# Altair Axis and Scales

In addition to graphic marks (markers), a chart needs reference elements, or guides, that allow readers to decode the chart. Guides such as axes (*axis* that visualize scales with spatial intervals) and legends (*legend* that visualize scales with intervals of color, size, or shape), are the basic elements of an effective visualization!

In this notebook, we will explore the options provided by Altair to support custom mapping designs through scales, axes, and legends, using an example on global health and population.

In [1]:
import pandas as pd
import altair as alt

alt.data_transformers.enable('default', max_rows=None)

DataTransformerRegistry.enable('default')

## Dataset

To experiment with axes and scales, we will visualize global health and population data for a number of countries over the time period from 1955 to 2005. The data has been collected by the Gapminder Foundation and shared in Hans Rosling's popular [TED TALK](https://www.ted.com/talks/hans_rosling_global_population_growth_box_by_box?language=en). If you haven't seen the Talk, we encourage you to watch it as soon as possible!

In [2]:
data=pd.read_csv('data/gapminder_tidy_scales.csv')

In [3]:
data.head()

Unnamed: 0,Country,Year,fertility,life,population,child_mortality,gdp,region
0,Afghanistan,1964,7.671,33.639,10474903.0,339.7,1182.0,South Asia
1,Afghanistan,1965,7.671,34.152,10697983.0,334.1,1182.0,South Asia
2,Afghanistan,1966,7.671,34.662,10927724.0,328.7,1168.0,South Asia
3,Afghanistan,1967,7.671,35.17,11163656.0,323.3,1173.0,South Asia
4,Afghanistan,1968,7.671,35.674,11411022.0,318.1,1187.0,South Asia


## Scales and Axis

We start with a simple plot about population data for the last available year (2013)

- The pandas way

In [4]:
data_2013=data[data.Year==data.Year.max()]

In [5]:
alt.Chart(data_2013).mark_circle(tooltip=True).encode(
    alt.X('population:Q'),
).properties(width=600)

- The Altair Way

In [6]:
alt.Chart(data).mark_circle(tooltip=True).encode(
    alt.X('population:Q'),
).transform_filter(
    'datum.Year === 2013'
).properties(width=600)

By default, Altair uses a linear mapping between domain values (population) and range values (pixels). To get a better overview of the data, we can apply a different scale transformation.

To change the scale type, we'll set the `scale` attribute, using the `alt.Scale` method and the `type` parameter. Here's the result of using a logarithmic scale type (`log`). The distances in the pixel range now correspond to the square root of the distances in the data domain.

Note: The scale types supported for continuous values are `linear`, `log`, `pow`, `sqrt`

In [7]:
alt.Chart(data_2013).mark_circle().encode(
    alt.X('population:Q', scale=alt.Scale(type='log')),
).properties(width=600)

**Now single values are easier to be visualised**

---

## Axis Customization

By default, Altair places the x-axis along the bottom of the chart.
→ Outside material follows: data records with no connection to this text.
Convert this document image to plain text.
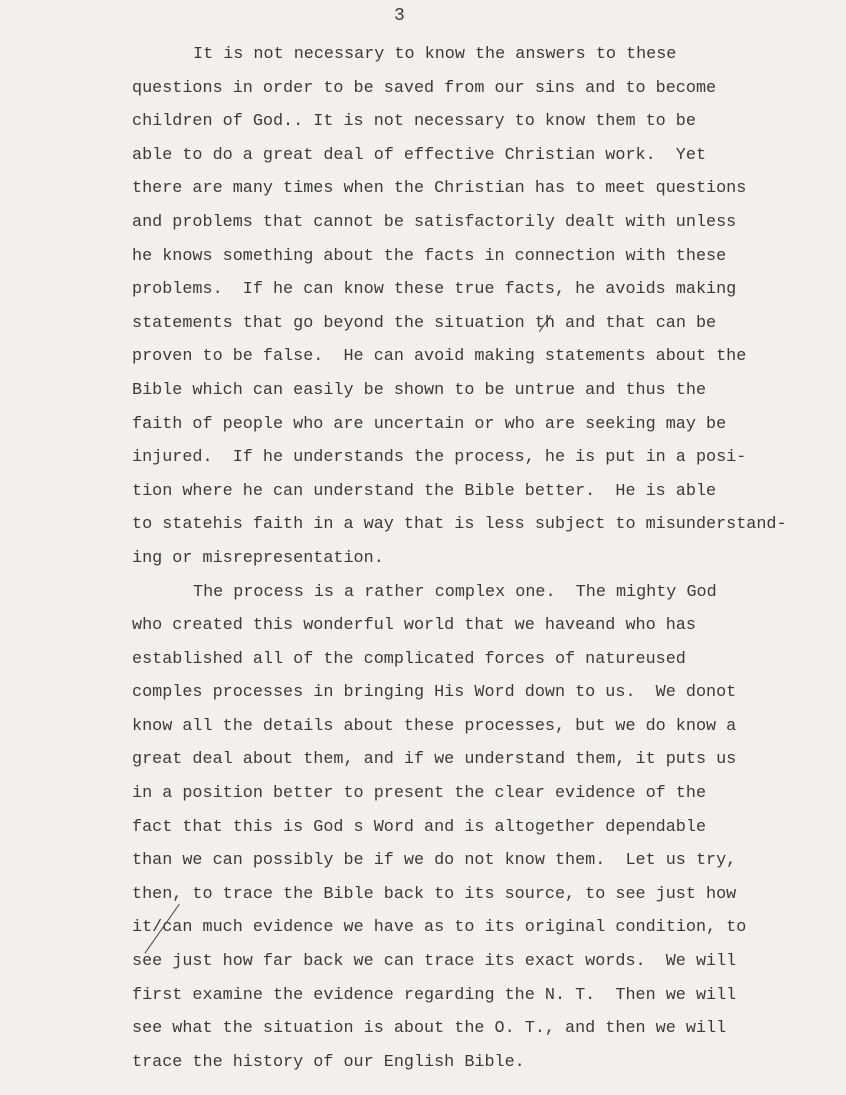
3
It is not necessary to know the answers to these
questions in order to be saved from our sins and to become
children of God.. It is not necessary to know them to be
able to do a great deal of effective Christian work.  Yet
there are many times when the Christian has to meet questions
and problems that cannot be satisfactorily dealt with unless
he knows something about the facts in connection with these
problems.  If he can know these true facts, he avoids making
statements that go beyond the situation th and that can be
proven to be false.  He can avoid making statements about the
Bible which can easily be shown to be untrue and thus the
faith of people who are uncertain or who are seeking may be
injured.  If he understands the process, he is put in a posi-
tion where he can understand the Bible better.  He is able
to statehis faith in a way that is less subject to misunderstand-
ing or misrepresentation.
The process is a rather complex one.  The mighty God
who created this wonderful world that we haveand who has
established all of the complicated forces of natureused
comples processes in bringing His Word down to us.  We donot
know all the details about these processes, but we do know a
great deal about them, and if we understand them, it puts us
in a position better to present the clear evidence of the
fact that this is God s Word and is altogether dependable
than we can possibly be if we do not know them.  Let us try,
then, to trace the Bible back to its source, to see just how
it/can much evidence we have as to its original condition, to
see just how far back we can trace its exact words.  We will
first examine the evidence regarding the N. T.  Then we will
see what the situation is about the O. T., and then we will
trace the history of our English Bible.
To change this default, we can add an axis attribute with `orient = 'top'`

In [8]:
alt.Chart(data_2013).mark_circle().encode(
    alt.X('population:Q',
          scale=alt.Scale(type='log'),
          axis=alt.Axis(orient='top')),
)

Similarly, the y-axis defaults to a `left` orientation, but can be set to `right`.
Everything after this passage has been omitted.